A mis viejos colegas, una carta

Gonzalo Trasbach
Gonzalo Trasbach (IN)SOMNIUM

BARBANZA

matalobos

02 jun 2019 . Actualizado a las 05:00 h.

Oh, mis viejos y dolientes colegas de juventud, ¿os acordais? Nos refugiábamos bajo los árboles de la alameda en los días soleados de primavera o en la iglesia de San Paio para escuchar los angelicales cantos de las monjas de clausura cuando estábamos aburridos de la estupidez masculina, una impostura para nuestra virilidad espiritual. Aunque andábamos ocupados con lecturas sobre delicados pensamientos, nosotros gustábamos de las mujeres, pero no las anteponíamos a nuestras canciones preferidas: no nos obsesionaban.

Y, sin embargo, comentan nuestros enemigos de entonces y de ahora que éramos comparables a esa clase de sujetos que se dedicaban a alardear del uso de su miembro, como si nosotros fuésemos unos palurdos y además novatos en los asuntos del sexo. Sabéis que eso era una broma malintencionada y sin gracia, en cierto modo una forma de envidia. No éramos de los que mendigábamos cariño, y mucho menos polvos. Nosotros de lo que sí sabíamos era de arrimarnos a las barras de los bares y de los chiriguintos de las fiestas y de beber hasta el amanecer. Y cuando la luz del alba asomaba, entonces entonábamos las canciones más importantes de nuestras jóvenes vidas.

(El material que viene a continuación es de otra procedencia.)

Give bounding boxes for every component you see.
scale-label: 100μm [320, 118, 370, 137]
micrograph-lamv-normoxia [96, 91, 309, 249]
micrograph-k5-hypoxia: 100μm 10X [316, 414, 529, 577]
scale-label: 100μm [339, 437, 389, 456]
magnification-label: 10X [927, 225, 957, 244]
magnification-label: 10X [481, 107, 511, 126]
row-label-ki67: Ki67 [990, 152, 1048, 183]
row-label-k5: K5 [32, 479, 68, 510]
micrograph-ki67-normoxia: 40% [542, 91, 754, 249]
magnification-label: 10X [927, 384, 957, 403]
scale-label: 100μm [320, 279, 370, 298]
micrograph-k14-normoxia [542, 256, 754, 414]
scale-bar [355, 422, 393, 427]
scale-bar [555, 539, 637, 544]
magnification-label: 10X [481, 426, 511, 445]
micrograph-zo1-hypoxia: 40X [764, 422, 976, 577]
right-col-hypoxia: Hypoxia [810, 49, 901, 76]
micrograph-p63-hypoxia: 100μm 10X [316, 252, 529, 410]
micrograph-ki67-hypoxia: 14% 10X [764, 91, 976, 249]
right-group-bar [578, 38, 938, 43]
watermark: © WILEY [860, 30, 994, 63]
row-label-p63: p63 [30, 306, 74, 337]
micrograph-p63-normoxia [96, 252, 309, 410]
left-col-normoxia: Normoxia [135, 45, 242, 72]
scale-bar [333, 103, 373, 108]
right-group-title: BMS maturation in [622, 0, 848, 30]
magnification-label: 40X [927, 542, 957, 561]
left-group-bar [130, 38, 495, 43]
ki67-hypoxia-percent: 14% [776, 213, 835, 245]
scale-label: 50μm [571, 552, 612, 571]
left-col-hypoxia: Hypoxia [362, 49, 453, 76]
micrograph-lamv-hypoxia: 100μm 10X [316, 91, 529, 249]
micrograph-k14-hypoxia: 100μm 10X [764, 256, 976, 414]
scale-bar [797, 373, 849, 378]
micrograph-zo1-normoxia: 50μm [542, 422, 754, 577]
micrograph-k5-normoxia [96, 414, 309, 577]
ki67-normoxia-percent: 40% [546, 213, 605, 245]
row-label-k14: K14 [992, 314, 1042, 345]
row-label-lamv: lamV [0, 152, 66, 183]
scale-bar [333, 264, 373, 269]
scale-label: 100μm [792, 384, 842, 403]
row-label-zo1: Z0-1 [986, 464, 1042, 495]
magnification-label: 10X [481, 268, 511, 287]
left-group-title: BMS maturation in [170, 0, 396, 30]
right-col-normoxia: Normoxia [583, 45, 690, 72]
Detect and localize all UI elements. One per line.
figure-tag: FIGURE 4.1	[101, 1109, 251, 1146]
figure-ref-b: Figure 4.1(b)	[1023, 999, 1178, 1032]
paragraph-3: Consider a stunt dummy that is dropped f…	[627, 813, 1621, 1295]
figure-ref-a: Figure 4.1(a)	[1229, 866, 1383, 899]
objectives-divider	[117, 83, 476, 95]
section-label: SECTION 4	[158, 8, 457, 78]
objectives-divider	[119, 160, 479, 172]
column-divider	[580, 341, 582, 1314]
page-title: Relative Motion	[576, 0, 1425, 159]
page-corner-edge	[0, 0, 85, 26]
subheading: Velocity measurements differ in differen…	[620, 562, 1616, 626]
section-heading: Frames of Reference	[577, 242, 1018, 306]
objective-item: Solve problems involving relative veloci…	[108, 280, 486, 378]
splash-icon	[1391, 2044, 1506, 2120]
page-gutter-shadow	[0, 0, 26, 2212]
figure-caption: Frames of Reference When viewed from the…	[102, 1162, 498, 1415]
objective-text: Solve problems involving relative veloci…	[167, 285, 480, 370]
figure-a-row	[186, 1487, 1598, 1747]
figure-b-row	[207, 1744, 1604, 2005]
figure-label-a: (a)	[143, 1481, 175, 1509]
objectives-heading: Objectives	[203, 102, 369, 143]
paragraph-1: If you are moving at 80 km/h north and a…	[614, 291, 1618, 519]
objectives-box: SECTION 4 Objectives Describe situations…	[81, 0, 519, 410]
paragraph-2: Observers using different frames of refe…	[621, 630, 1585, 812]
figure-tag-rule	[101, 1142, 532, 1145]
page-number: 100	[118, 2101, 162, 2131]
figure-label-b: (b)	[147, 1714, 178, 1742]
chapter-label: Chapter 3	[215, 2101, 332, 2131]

Mis viejos amigos. Aún recuerdo cuando nos amistamos con aquella pandilla de divertidas muchachas tomando el sol en el campus. Años después, algunas de ellas se convirtieron en esposas de algunos de vosotros. Esto ocurrió bastante antes de aquel verano en que mientras paseaba por entre unos prados descubrí a mi paloma silvestre. En cuanto la vi, pensé que era una guapa hija del campo. Estábamos aún solteros cuando nos quedamos dormidos bajo los árboles. Cuando se despertó inquieta, la tranquilicé: nada mejor ha habido en mi vida que esta hora de claro frescor, esta hora en que despiertas apoyada en mi pecho desnudo. En aquel instante, bajo la luz del amanecer brillaba su hermosura.

Había ya síntomas de la edad madura en nuestras caras cuando nos volvimos a juntar, mis viejos y dolientes compañeros. Aunque ya se notaban vetas de la ruina que venía, nosotros seguíamos conservando vivos signos de aquel nuestro vigor adolescente: éramos cuerpos maduros que albergaban, cada uno a su manera, aquel juvenil ardor por descubrir pensamientos delicados. Y aunque algunos ya habíais criado hermosos hijos con vuestras esposas de siempre, algunos se habían divorciado y a otros ni siquiera se nos había otorgado el don de la descendencia, todos continuábamos del lado de los fracasados, frustrados, feos, infelices, borrachos y perdedores... Ninguno envidiaba los triunfos de los demás.

Y cuando pasado el tiempo, ya un poco acartonados por la edad, nos reecontrábamos en San Rafael, en aquel valle donde morían varias estribaciones de colinas, lleno de caminos tortuosos, paseábamos por el bosque frondoso, poblado de árboles grisáceos por los líquenes que se alzaban sobre un suelo de musgo verde y orgulloso, como el nuestro. Y mientras caminábamos hablábamos de los tiempos pasados... Cuando entrábamos en la casa, junto al fuego, entonces conversábamos sobre las mujeres de Rilke, los amantes de Wilde, del incesto tóxico de Trakl, de las rameras de Baudelaire... Mas nunca os he hablado de mi paloma, de la mortal hija del campo que me acompaña en los días de mi vejez. Es verdad que cuando se enfada me castiga en la alfombra, pero si siente que la beso con las cejas, le sonrío con los labios, la seduzco con las pestañas, me permite que la ame con palabras, dulces palabras. Entonces, ella acaricia delicadamente mi pelo.